Does anyone have a good source for top notch quality, hand forged, finished damascus blades? (Ie/ I'd like to make the scales myself as a baby step into Knife Making)

Thanks in advance!


----------



## Molokai (Feb 5, 2015)

So you want to make damascus knife for your baby step - first knife ?

Reactions: Funny 2


----------



## Molokai (Feb 5, 2015)

Randy Haas has some beautiful Damascus
http://hhhcustomknives.com/product-tag/randy-haas/


----------



## PhoenixWoodDesigns (Feb 5, 2015)

Molokai said:


> So you want to make damascus knife for your baby step - first knife ?

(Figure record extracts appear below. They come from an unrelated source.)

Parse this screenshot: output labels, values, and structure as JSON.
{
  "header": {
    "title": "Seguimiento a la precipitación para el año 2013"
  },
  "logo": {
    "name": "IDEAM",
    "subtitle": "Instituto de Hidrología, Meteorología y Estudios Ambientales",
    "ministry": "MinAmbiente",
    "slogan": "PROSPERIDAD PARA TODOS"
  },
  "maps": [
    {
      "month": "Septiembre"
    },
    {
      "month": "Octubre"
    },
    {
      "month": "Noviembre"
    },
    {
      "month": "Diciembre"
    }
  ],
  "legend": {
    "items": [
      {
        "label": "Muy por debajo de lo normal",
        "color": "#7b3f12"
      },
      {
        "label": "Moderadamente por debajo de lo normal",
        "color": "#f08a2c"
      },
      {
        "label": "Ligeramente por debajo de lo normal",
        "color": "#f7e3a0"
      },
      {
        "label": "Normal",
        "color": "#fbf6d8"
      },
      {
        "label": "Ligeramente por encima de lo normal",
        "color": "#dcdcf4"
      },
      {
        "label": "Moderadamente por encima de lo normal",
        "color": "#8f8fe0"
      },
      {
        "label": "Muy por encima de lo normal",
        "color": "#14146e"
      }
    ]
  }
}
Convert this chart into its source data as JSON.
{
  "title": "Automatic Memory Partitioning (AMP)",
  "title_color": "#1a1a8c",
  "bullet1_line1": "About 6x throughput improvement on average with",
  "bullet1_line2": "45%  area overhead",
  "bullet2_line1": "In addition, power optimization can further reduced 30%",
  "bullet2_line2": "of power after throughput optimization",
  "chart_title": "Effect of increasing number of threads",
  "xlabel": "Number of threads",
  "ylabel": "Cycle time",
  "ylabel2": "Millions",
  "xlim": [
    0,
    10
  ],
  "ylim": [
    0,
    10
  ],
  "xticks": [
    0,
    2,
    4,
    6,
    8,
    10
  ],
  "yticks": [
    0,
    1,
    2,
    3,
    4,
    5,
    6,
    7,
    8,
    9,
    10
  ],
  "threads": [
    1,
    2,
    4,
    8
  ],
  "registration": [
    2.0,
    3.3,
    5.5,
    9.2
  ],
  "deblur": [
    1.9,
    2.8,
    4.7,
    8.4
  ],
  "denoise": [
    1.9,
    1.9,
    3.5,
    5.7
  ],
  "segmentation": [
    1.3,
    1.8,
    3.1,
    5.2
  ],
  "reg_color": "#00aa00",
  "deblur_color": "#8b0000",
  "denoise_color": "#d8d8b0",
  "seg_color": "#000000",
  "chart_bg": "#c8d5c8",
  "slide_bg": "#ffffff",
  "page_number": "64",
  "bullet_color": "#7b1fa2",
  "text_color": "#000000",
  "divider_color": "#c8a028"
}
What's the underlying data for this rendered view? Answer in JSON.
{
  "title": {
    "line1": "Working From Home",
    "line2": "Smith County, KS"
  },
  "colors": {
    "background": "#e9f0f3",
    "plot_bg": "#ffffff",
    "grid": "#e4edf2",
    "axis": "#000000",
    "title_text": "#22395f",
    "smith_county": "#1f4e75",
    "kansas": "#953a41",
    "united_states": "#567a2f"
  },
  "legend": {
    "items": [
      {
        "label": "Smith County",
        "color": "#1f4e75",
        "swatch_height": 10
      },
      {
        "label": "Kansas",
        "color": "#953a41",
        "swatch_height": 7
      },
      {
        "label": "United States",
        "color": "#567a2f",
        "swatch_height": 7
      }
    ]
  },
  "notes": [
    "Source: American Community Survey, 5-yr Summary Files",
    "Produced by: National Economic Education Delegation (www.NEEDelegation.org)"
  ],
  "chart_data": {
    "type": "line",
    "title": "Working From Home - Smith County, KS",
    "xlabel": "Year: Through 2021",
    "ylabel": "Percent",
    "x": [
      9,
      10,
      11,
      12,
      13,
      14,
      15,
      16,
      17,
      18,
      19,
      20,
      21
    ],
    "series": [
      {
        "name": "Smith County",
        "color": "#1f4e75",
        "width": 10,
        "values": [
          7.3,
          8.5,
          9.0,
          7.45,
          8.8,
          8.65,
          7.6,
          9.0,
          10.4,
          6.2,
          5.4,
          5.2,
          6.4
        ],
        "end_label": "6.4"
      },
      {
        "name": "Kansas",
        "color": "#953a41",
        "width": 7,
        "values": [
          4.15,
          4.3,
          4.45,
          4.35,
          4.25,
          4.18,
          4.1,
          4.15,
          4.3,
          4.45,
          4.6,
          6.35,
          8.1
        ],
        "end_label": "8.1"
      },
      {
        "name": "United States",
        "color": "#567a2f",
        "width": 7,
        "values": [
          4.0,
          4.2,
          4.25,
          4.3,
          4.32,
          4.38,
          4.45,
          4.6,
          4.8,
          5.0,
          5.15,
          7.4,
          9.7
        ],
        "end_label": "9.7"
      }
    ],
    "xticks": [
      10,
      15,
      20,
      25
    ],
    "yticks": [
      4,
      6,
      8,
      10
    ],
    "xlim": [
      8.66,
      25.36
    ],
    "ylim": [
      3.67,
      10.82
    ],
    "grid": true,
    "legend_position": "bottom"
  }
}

I was a big baby, I had a big stride. :)

In all seriousness, I have some cheapo practice blades to start with. These would be more for once I get shaping the handles down pat.

Reactions: Funny 1


----------



## Mike1950 (Feb 5, 2015)

Woodcraft has a couple nice Starter kitchen knifes. Jantz supply also . My first was the most expensive blade I have tried.


----------



## ripjack13 (Feb 5, 2015)

Yo! What about Cody? He makes it all by hand. 
Support your local barterite people!!!

Reactions: Like 2 | Agree 1


----------



## Mike1950 (Feb 5, 2015)

@Cody Killgore makes VERY nice knifes.............

Reactions: Agree 1


----------



## ripjack13 (Feb 5, 2015)

@Cody Killgore

Reactions: Funny 1


----------



## PhoenixWoodDesigns (Feb 5, 2015)

ripjack13 said:


> Yo! What about Cody? He makes it all by hand.
> Support your local barterite people!!!



I have a Cody Killgore finished knife that I got last year. At this time, he doesn't sell just the blade itself (it's a whole package thing.) He was the first person I asked :)


----------



## Mike1950 (Feb 5, 2015)

What about @robert flynt ?


----------



## PhoenixWoodDesigns (Feb 5, 2015)

For newer folk and those that don't remember, here's "my baby" that Cody made.... @Mike1950 has a twin blade to this from Cody, if I remember correctly. (Yes, I can't help but show it off, and yes, I will be buying it a Valentine's Day present, so BACK OFF!) 



 

Mike -- I do know Robert makes some great knives too, and I'll check into him as well. I wasn't sure if he provides finished blades either, since Cody doesn't.

Reactions: Like 2 | EyeCandy! 1


----------



## Mike1950 (Feb 5, 2015)

I do and iT is over the top COOL>>>>>>>>>>>>>

Reactions: Agree 1


----------



## robert flynt (Feb 5, 2015)

Alabama Damascus has a variety of damascus blades at a reasonable prices. You can also find them at Jantz Knifemaking Supply, Texas Knifemaker's Supply, Knife and Gun Finishing Supplies, as well as a number of others.


----------